What is the condition for a field to make the degree of its algebraic closure over it infinite?

Solution 1:

The Artin-Schreier theorem asserts that, if the field $k$ is not algebraically closed and $[\bar{k} : k]$ is finite, then in fact it equals $2$ and $\bar{k} = k[i]$ and $k$ is real closed. So I guess the condition you're looking for is: if and only if $k$ is not algebraically closed and also not real closed.

I am answering the title question, not the body question. The body question is not equivalent to the title question; the answer to it is that the algebraic closure is Galois if and only if it's separable, hence if and only if $k$ is perfect. Perhaps you have only seen the definition of Galois extension for finite extensions. This is not the definition which works in maximal generality. The definition which does work in maximal generality is the following:

Definition: An algebraic extension $k \to L$ is Galois if the fixed field of $\text{Aut}_k(L)$ is $k$.

The separable closure $k_s$ of $k$ is always Galois (in fact it is the maximal Galois extension of $k$), and agrees with the algebraic closure if and only if $k$ is perfect.

Solution 2:

Let me summarize the results of $\S 12.4$ of my notes. (This involves making explicit some things which were left as "exercises", but I'm okay with that.)

Let $K$ be any field, let $K^{\operatorname{sep}}$ be any separable closure and let $\overline{K}$ be any algebraic closure containing $K^{\operatorname{sep}}$. Then:

1) Suppose first that $K = K^{\operatorname{sep}}$, i.e., $K$ is separably closed. Then either:
1a) $K$ is algebraically closed, or
1b) It isn't, i.e., $K$ has positive characteristic $p$ and there exists $a \in K$ such that the polynomial $t^p - a$ is irreducible. Then $t^{p^n}-a$ is irreducible for all $n$, so $[\overline{K}:K]$ is infinite. (For this, see Lemma 32 in $\S 6.1$.)

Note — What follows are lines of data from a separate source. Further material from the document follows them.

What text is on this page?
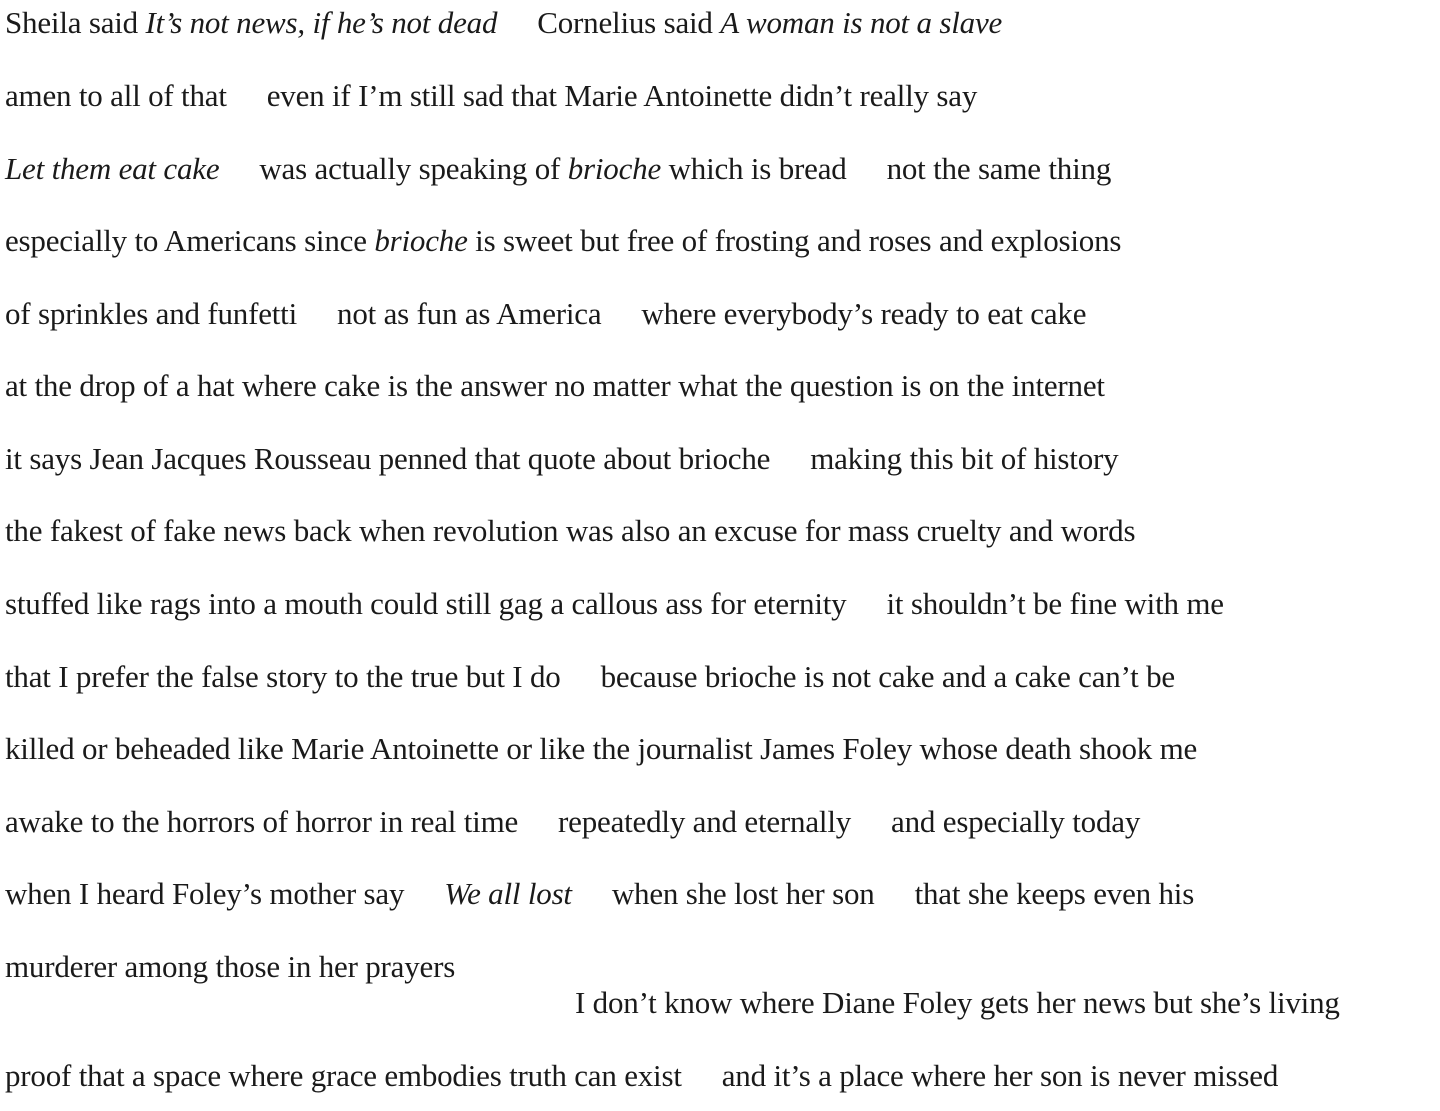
Sheila said It’s not news, if he’s not dead Cornelius said A woman is not a slave
amen to all of that even if I’m still sad that Marie Antoinette didn’t really say
Let them eat cake was actually speaking of brioche which is bread not the same thing
especially to Americans since brioche is sweet but free of frosting and roses and explosions
of sprinkles and funfetti not as fun as America where everybody’s ready to eat cake
at the drop of a hat where cake is the answer no matter what the question is on the internet
it says Jean Jacques Rousseau penned that quote about brioche making this bit of history
the fakest of fake news back when revolution was also an excuse for mass cruelty and words
stuffed like rags into a mouth could still gag a callous ass for eternity it shouldn’t be fine with me
that I prefer the false story to the true but I do because brioche is not cake and a cake can’t be
killed or beheaded like Marie Antoinette or like the journalist James Foley whose death shook me
awake to the horrors of horror in real time repeatedly and eternally and especially today
when I heard Foley’s mother say We all lost when she lost her son that she keeps even his
murderer among those in her prayers
I don’t know where Diane Foley gets her news but she’s living
proof that a space where grace embodies truth can exist and it’s a place where her son is never missed
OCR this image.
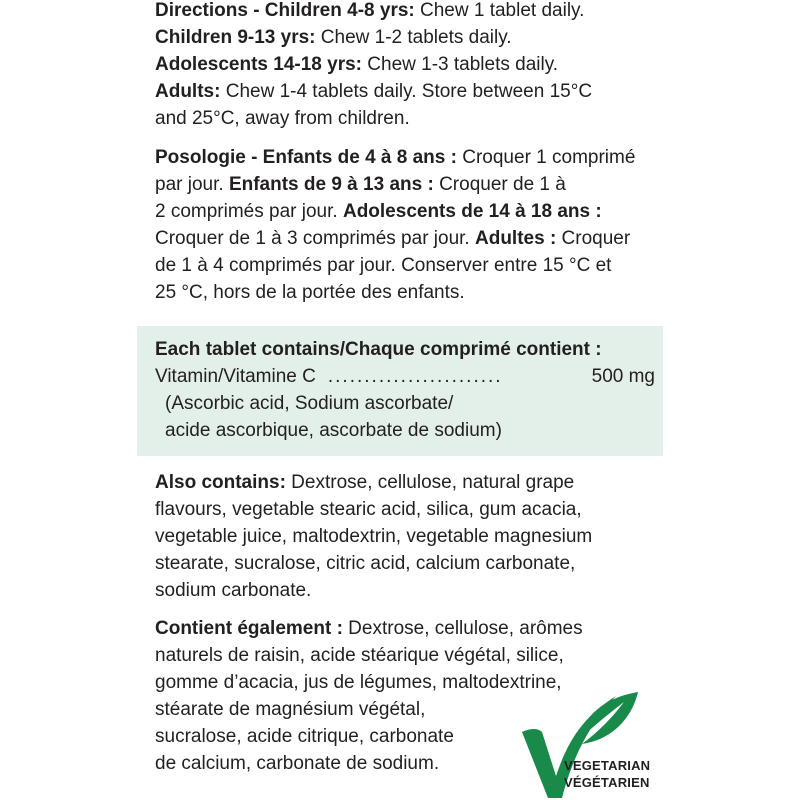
Directions - Children 4-8 yrs: Chew 1 tablet daily.

Children 9-13 yrs: Chew 1-2 tablets daily.

Adolescents 14-18 yrs: Chew 1-3 tablets daily.

Adults: Chew 1-4 tablets daily. Store between 15°C

and 25°C, away from children.

Posologie - Enfants de 4 à 8 ans : Croquer 1 comprimé

par jour. Enfants de 9 à 13 ans : Croquer de 1 à

2 comprimés par jour. Adolescents de 14 à 18 ans :

Croquer de 1 à 3 comprimés par jour. Adultes : Croquer

de 1 à 4 comprimés par jour. Conserver entre 15 °C et

25 °C, hors de la portée des enfants.

Each tablet contains/Chaque comprimé contient :

Vitamin/Vitamine C ........................	500 mg

(Ascorbic acid, Sodium ascorbate/

acide ascorbique, ascorbate de sodium)

Also contains: Dextrose, cellulose, natural grape

flavours, vegetable stearic acid, silica, gum acacia,

vegetable juice, maltodextrin, vegetable magnesium

stearate, sucralose, citric acid, calcium carbonate,

sodium carbonate.

Contient également : Dextrose, cellulose, arômes

naturels de raisin, acide stéarique végétal, silice,

gomme d’acacia, jus de légumes, maltodextrine,

stéarate de magnésium végétal,

sucralose, acide citrique, carbonate

de calcium, carbonate de sodium.	VEGETARIAN
VÉGÉTARIEN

2) Suppose that $K$ is not separably closed, so $G = \operatorname{Aut}(K^{\operatorname{sep}}/K)$ is nontrivial. Then by the Artin-Schreier theorem, either
2a) $\# G = 2$, in which case $K$ is formally real and $K(\sqrt{-1})$ is algebraically closed, or
2b) $\# G > 2$, in which case $G$ is infinite, which implies $[\overline{K}:K]$ is infinite.

Note that some of the exercises outline further extensions of the Artin-Schreier Theorem, i.e., if $\overline{K}/K$ is "small" in other ways then $K$ is either real closed or algebraically closed.